Physiquement, je trouve que je ressemble beaucoup à ma mère. C’est d’ailleurs, curieusement pour ça que, parfois, certaines personnes ont pensé que j’avais des origines asiatiques, à cause de la forme de mes yeux. Pourtant, je n’ai pas les yeux bridés. Et ça, la majorité des gens le voit bien. Mes oncles, eux, trouvent que mes origines génétiques du sud de l’Italie sont très marquées. Au final, j’ai l’impression que chacun voit ce qu’il a bien envie de voir.

Lorsque j’ai eu 23 ans, je suis partie vivre à l’étranger. Pour la première fois, j’étais vraiment une étrangère. C’est un peu plus tard que je me suis rendue compte que dans ce pays-là, tout le monde est étranger. Même les locaux sont vus comme des étrangers par leurs concitoyens. À Bruxelles, je n’ai pas eu l’impression qu’il y avait tant de problèmes de racisme. On ne m’a jamais dit que j’étais une bâtarde, ou une sale ritale. À Bruxelles, je suis juste moi.

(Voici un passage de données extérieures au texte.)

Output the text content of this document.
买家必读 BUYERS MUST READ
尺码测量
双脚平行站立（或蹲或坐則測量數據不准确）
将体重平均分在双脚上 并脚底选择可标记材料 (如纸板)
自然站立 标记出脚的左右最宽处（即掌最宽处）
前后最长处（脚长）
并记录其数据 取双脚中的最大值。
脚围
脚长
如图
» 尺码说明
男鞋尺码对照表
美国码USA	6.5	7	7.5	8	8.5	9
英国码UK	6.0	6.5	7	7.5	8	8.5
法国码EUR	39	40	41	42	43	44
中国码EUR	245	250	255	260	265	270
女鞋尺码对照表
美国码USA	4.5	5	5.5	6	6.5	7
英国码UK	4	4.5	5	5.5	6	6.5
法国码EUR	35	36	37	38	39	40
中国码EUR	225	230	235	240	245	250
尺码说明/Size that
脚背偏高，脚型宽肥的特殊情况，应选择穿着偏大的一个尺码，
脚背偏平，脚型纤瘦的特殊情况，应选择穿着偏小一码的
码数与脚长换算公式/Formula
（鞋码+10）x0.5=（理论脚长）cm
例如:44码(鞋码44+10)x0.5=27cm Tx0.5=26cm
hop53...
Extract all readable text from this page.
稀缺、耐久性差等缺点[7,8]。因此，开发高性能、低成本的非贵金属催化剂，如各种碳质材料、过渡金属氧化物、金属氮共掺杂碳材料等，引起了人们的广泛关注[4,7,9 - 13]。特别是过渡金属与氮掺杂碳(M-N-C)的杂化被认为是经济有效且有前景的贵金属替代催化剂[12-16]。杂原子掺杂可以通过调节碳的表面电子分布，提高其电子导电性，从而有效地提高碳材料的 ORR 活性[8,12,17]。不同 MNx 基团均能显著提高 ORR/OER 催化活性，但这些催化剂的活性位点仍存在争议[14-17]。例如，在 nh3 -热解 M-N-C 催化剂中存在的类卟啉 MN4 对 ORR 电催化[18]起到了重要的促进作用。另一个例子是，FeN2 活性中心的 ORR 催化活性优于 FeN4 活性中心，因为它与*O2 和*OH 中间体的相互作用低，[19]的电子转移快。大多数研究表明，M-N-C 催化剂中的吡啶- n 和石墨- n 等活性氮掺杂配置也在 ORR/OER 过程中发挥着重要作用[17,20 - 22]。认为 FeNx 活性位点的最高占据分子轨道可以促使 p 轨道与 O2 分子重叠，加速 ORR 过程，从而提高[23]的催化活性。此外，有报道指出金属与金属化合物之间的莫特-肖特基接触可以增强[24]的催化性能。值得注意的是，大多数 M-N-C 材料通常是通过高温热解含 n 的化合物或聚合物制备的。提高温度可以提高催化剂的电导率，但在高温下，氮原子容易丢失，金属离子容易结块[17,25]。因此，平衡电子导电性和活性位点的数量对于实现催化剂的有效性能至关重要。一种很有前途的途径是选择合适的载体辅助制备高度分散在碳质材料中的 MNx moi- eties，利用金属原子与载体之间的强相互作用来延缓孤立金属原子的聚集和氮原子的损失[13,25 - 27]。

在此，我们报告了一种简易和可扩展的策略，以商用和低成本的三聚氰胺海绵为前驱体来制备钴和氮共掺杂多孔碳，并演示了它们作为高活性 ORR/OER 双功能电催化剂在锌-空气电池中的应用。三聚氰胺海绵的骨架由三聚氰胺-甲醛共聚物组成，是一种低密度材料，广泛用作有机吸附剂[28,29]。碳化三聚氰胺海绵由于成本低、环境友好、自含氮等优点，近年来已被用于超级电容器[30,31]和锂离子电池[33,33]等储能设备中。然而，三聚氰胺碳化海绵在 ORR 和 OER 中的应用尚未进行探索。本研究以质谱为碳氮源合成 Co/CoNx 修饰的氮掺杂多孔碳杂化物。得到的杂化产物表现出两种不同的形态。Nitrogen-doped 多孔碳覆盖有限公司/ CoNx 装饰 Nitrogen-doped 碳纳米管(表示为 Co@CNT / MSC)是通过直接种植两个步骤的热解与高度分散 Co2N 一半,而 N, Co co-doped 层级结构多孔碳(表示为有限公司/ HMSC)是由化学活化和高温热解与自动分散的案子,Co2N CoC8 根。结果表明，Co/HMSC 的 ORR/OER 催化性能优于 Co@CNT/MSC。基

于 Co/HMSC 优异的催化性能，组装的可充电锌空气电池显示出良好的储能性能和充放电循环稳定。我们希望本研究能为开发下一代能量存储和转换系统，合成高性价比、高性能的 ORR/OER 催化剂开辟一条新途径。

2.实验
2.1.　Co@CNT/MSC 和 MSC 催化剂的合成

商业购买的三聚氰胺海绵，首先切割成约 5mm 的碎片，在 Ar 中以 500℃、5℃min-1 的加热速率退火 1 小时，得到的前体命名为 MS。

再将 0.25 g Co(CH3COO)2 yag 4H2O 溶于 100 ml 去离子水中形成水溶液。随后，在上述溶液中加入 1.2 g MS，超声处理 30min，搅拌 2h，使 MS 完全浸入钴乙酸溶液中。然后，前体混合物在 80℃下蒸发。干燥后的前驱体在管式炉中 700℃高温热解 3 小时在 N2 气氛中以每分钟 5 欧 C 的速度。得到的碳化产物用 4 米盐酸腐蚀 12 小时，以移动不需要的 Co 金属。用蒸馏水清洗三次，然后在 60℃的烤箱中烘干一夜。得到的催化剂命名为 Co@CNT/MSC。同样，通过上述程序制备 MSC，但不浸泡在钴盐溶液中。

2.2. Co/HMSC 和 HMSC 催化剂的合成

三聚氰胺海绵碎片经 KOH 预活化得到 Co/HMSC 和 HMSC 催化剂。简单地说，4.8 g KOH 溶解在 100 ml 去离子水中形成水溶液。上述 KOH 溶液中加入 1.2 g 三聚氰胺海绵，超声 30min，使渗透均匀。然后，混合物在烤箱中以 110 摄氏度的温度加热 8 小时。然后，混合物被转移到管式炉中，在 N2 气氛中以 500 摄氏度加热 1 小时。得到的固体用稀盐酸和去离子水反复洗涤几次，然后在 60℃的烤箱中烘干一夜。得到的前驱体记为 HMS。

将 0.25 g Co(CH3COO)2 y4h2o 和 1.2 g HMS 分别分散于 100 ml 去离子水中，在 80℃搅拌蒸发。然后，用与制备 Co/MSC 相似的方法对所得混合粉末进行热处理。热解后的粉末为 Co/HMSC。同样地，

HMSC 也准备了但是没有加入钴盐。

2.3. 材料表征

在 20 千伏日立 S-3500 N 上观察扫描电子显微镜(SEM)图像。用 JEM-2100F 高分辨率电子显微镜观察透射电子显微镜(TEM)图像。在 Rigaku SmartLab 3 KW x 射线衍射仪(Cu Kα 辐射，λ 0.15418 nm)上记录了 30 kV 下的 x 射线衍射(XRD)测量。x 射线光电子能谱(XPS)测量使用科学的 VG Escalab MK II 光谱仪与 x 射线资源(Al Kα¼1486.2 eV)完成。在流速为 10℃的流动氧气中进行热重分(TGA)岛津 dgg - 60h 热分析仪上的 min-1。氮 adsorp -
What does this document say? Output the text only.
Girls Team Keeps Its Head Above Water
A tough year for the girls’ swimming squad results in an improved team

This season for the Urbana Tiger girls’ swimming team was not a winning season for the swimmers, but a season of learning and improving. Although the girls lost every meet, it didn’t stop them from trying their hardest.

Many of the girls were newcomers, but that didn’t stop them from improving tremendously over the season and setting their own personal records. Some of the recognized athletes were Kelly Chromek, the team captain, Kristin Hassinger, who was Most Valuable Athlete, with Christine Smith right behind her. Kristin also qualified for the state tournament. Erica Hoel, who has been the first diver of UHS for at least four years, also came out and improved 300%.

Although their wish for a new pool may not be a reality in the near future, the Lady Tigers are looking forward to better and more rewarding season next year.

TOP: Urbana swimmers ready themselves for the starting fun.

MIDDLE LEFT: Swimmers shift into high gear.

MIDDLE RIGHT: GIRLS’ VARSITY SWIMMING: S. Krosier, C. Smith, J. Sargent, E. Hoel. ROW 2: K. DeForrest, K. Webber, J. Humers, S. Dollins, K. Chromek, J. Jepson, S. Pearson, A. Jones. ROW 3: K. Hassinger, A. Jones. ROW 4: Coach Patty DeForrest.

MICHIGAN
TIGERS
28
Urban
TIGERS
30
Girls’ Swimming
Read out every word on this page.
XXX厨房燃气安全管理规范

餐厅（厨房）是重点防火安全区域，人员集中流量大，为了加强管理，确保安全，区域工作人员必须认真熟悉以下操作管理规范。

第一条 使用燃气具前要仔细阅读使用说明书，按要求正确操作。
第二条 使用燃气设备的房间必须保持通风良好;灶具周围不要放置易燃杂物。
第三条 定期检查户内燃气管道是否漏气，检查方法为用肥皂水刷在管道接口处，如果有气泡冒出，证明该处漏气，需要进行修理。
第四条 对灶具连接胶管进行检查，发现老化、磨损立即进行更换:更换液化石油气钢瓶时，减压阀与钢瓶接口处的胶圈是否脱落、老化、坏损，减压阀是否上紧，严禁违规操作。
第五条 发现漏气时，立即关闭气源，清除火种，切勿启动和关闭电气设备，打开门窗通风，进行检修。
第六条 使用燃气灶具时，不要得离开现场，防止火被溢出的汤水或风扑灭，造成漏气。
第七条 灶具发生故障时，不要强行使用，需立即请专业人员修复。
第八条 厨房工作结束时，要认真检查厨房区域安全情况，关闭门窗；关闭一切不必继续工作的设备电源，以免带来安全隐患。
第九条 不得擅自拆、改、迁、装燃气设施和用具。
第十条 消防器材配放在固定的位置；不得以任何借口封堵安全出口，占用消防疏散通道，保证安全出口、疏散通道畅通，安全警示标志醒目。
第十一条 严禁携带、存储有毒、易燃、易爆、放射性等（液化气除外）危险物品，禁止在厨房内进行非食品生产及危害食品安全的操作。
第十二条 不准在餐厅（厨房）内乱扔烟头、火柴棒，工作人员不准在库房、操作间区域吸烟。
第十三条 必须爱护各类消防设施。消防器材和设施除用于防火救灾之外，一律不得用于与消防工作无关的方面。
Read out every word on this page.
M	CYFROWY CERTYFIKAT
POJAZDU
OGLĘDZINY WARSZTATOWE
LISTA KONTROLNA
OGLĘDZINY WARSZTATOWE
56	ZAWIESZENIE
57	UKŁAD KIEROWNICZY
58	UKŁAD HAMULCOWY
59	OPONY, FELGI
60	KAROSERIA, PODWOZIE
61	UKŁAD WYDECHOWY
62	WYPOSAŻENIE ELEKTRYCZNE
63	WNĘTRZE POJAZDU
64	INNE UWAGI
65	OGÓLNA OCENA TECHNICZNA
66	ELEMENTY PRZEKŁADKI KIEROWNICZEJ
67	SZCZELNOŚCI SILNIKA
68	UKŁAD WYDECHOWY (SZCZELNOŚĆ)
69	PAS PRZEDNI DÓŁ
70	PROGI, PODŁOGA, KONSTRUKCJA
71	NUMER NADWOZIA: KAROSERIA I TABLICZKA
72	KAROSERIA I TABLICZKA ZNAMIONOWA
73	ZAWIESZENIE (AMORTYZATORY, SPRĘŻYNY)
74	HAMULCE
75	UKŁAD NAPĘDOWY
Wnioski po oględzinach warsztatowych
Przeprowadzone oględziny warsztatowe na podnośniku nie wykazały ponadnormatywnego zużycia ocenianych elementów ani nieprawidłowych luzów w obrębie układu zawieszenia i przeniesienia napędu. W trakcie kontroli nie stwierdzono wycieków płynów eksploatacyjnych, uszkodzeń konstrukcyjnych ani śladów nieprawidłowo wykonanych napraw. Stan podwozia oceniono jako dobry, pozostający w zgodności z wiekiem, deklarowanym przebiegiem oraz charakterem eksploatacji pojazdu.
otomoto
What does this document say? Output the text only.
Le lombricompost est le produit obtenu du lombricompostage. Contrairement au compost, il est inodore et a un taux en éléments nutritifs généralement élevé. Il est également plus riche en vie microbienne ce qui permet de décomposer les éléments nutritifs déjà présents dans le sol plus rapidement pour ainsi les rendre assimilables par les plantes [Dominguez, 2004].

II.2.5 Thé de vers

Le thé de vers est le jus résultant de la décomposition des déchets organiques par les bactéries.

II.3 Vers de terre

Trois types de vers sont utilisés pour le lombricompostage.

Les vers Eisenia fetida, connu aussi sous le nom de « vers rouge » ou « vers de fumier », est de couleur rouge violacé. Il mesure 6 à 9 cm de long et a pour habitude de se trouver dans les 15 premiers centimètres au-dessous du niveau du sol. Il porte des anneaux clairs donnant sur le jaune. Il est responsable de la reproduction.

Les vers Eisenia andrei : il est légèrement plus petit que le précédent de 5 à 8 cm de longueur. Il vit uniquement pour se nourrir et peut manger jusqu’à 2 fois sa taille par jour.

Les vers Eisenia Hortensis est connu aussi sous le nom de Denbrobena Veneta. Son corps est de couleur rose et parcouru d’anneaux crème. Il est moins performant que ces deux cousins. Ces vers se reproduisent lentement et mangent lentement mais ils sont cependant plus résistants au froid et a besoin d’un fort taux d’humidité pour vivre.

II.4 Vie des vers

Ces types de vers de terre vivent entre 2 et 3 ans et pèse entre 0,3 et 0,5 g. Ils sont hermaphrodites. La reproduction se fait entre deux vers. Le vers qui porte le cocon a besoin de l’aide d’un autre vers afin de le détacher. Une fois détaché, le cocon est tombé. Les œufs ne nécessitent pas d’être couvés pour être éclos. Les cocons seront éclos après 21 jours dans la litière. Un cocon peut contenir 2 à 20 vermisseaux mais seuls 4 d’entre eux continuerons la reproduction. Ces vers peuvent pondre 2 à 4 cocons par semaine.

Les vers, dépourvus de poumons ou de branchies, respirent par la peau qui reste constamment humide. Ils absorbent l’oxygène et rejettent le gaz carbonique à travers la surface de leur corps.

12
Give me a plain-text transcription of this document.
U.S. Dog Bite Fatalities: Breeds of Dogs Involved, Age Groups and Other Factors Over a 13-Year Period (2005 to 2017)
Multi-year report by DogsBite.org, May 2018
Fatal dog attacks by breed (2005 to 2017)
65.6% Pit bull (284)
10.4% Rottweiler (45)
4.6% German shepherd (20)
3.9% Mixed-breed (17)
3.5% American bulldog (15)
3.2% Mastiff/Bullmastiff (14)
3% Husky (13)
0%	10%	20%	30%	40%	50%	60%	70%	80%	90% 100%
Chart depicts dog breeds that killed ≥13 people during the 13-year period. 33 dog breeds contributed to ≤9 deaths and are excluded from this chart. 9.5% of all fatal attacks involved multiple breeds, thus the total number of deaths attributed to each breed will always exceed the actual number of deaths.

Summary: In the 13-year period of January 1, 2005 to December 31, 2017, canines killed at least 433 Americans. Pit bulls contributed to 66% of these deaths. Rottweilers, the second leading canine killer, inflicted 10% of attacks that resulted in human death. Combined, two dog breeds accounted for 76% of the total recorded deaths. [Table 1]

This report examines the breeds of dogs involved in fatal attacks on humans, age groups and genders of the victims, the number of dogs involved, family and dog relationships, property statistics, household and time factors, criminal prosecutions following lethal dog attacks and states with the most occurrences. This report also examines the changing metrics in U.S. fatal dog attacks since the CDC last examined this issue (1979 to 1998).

De temps en temps, on me demande si je suis Française, à cause de mon accent. Puis on me demande d’où je suis en France. 8 ans qu’on me le demande et je ne sais toujours pas quoi répondre. Je suis née dans le nord-est. J’ai grandi dans les champs du Beaujolais. Majeure, j’ai vécu 5 ans à Lyon avant de rejoindre le plat pays. 5 ans à Lyon. Ça semble pas grand chose pourtant quand on me demande d’où je viens et que je réponds sans réfléchir, je dis que je suis de Lyon. En vérité, je ne sais pas vraiment quelle est la bonne réponse.

Pendant ces 5 ans, j’étais en résidence universitaire pour boursiers et pour étrangers. Mes voisins étaient majoritairement étrangers. Ils étaient Chinois, Vietnamiens, Congolais, Suédois, Norvégiens, Australiens, Syriens, Libanais,… On demande toujours de quel pays on vient, pour savoir comment c’est ailleurs parce qu’on sait tous comment c’est sur place : on est tous dans une petite chambre, on partage tous la même cuisine, les mêmes douches, les mêmes toilettes, les mêmes règles d’hygiène et quelque soit l’heure du jour ou de la nuit, si on entend quelqu’un qui est dans la merde, on sort tous pour aider. Je sais bien que ça ne se passe pas toujours comme ça en cité U mais là où j’étais, c’était comme ça.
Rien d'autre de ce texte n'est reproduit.